Le détroit d’Ormuz est redevenu le centre du monde énergétique depuis que les États-Unis et Israël ont commencé à bombarder l’Iran ce week-end.
En représailles, le Corps des Gardiens de la révolution islamique du régime a tiré des missiles sur des navires à proximité d’un point critique du commerce mondial de l’énergie, stoppant ainsi le trafic maritime dans la région.
Bien que l’Iran n’ait pas encore pris de mesures plus agressives qui pourraient conduire à un blocus du détroit, les principales compagnies maritimes évitent le blocus par mesure de précaution, ce qui fait grimper les prix du pétrole.
Selon l’Energy Information Administration des États-Unis, 20 millions de barils de pétrole en moyenne transitent chaque jour par le détroit, ce qui représente environ 20 % de la consommation mondiale de pétrole liquide et environ un quart du commerce mondial de pétrole par voie maritime.
Outre le pétrole, environ un cinquième du commerce mondial de gaz naturel liquéfié passe également par le détroit d’Ormuz, principalement en provenance du Qatar, selon l’EIA.
Compte tenu de son importance pour le commerce de l’énergie, la fermeture du détroit entraînerait une perturbation massive du marché. Les analystes estiment que les prix du pétrole pourraient atteindre 100 dollars le baril.
La fermeture pourrait impliquer l’utilisation de mines, de navires de patrouille, d’avions, de missiles de croisière et de sous-marins diesel. La marine américaine dispose d’un grand nombre de navires dans la région, mais la traversée du détroit pourrait prendre des semaines, voire des mois.

Mehmet Yaren Bozgun — Anadolu/Getty Images
Mais il existe des itinéraires alternatifs qui peuvent contribuer à atténuer certains des effets des fermetures.
Par exemple, le géant énergétique public Saudi Aramco exploite un oléoduc est-ouest depuis son centre de traitement du pétrole d’Abqaiq, près du golfe Persique, jusqu’au port de Yanbu sur la mer Rouge, selon l’EIA.
Les Émirats arabes unis exploitent un autre pipeline qui relie les champs pétroliers terrestres au terminal d’exportation de Fujairah, dans le golfe d’Oman, en contournant le détroit d’Ormuz.
L’EIA estime que 2,6 millions de barils par jour pourraient être détournés du détroit d’Ormuz à l’aide du pipeline Arabie Saoudite-EAU.
Cela se compare aux 5,5 millions de barils par jour de pétrole brut et de condensats exportés par l’Arabie saoudite via le détroit en 2024.
L’Iran dispose également de pipelines et de terminaux d’exportation dans le golfe d’Oman, ce qui pourrait lui permettre de contourner le détroit d’Ormuz. Le pipeline a une capacité d’environ 300 000 barils par jour, mais sa consommation réelle est bien inférieure. Selon l’EIA, au cours de l’été 2024, l’Iran a exporté moins de 70 000 barils par jour via des routes alternatives et a arrêté de charger des marchandises à partir de septembre 2024.

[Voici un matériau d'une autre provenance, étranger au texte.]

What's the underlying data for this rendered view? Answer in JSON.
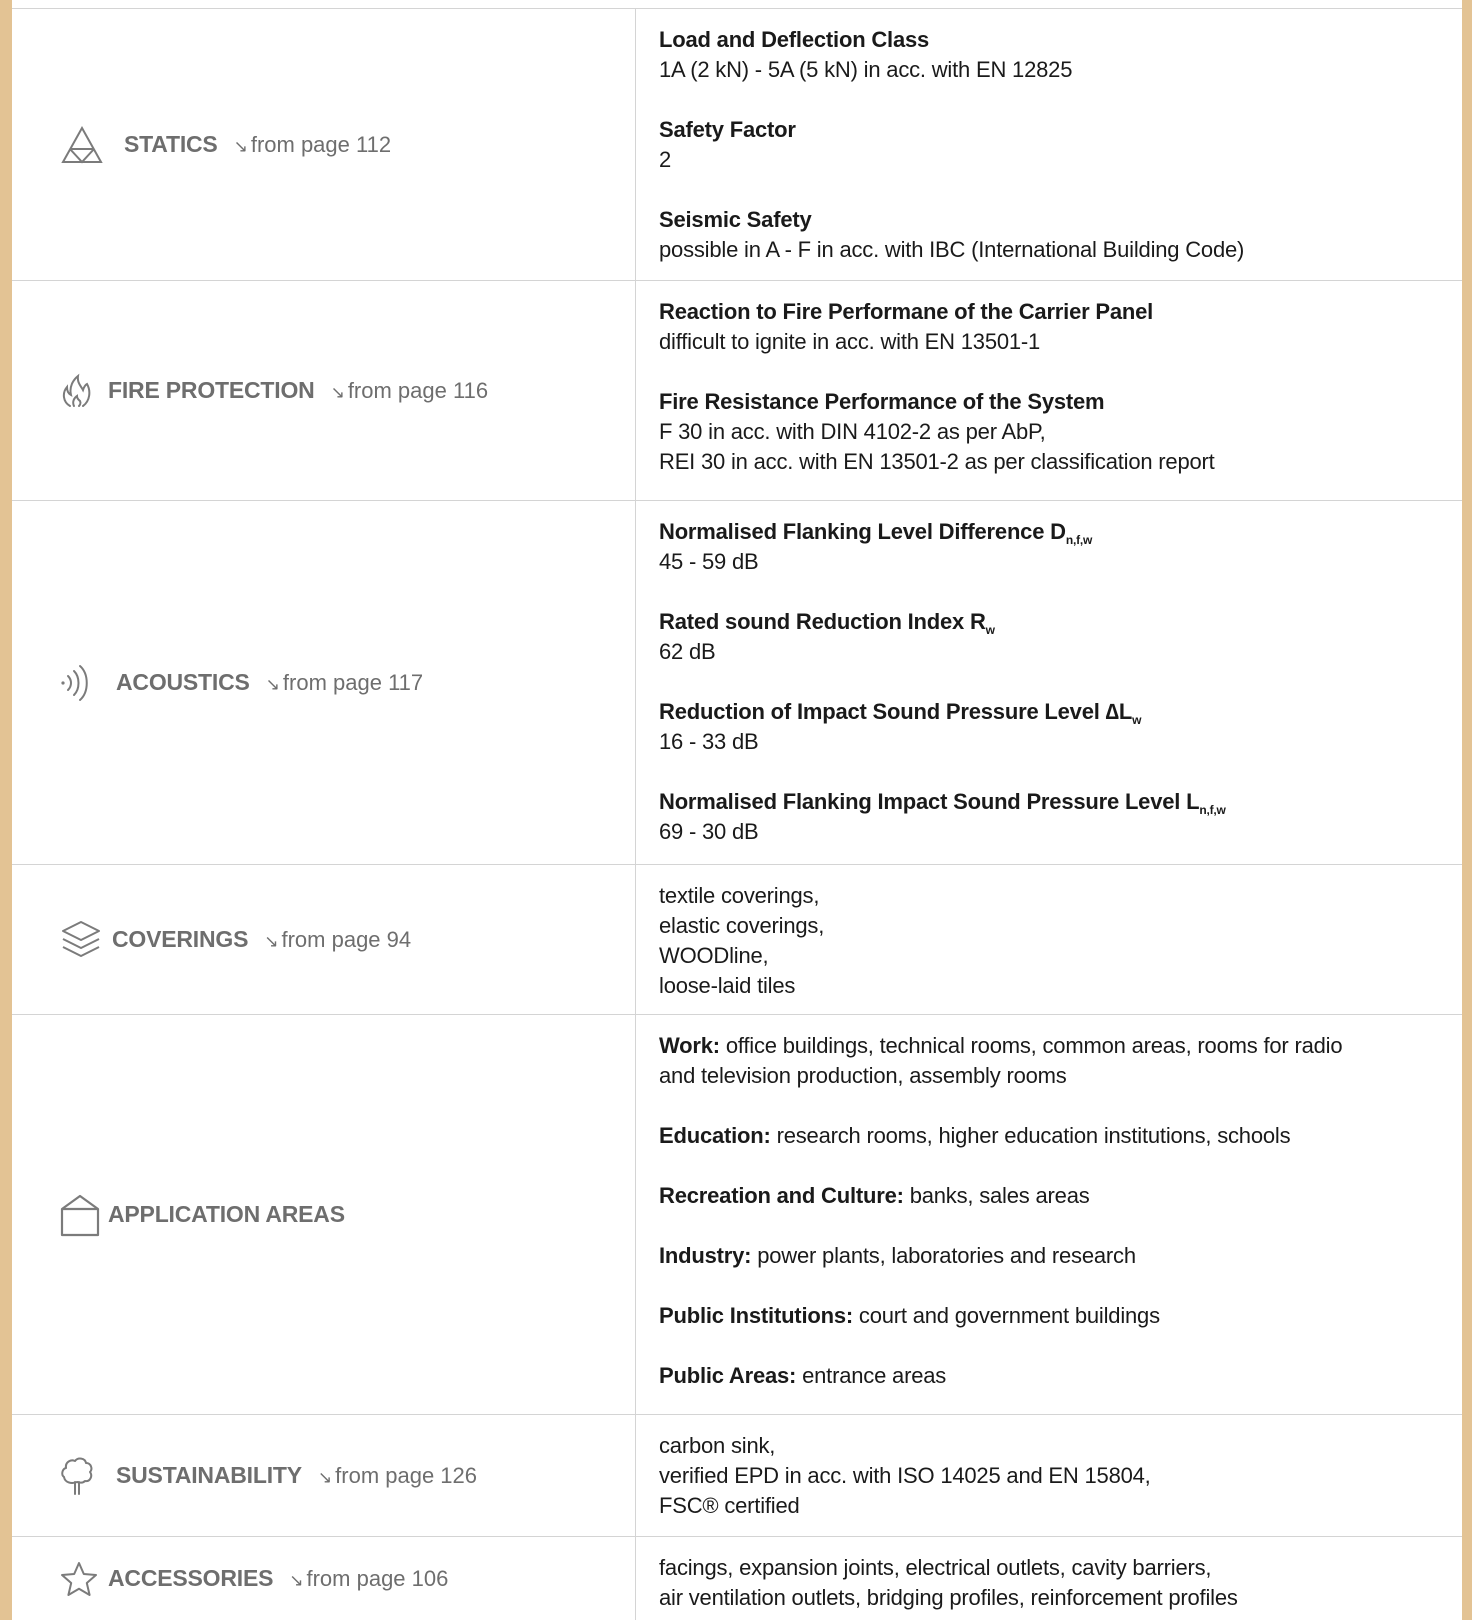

En revanche, la plupart des exportations pétrolières iraniennes, qui s’élevaient en moyenne à environ 1,9 million de barils par jour en décembre, transitent par le détroit d’Ormuz.
De nombreux analystes estiment qu’il est peu probable que l’Iran ferme le détroit. Parce que cela détruirait par la même occasion leurs propres économies et pourrait potentiellement provoquer une réponse dévastatrice de la part des États-Unis.
Kenneth Pollack, ancien analyste militaire de la CIA pour le golfe Persique et ancien directeur du Conseil de sécurité nationale pour les affaires du golfe Persique, a prédit dans un article paru dans Foreign Affairs en juin dernier que le blocus du détroit transformerait rapidement l’Iran de « victime sympathique à ennemi dangereux pour de nombreux pays », tandis que les pays occidentaux, et peut-être même la Chine, utiliseraient la force pour rouvrir le détroit.
Une version précédente de cet article a été publiée le 23 juin 2025.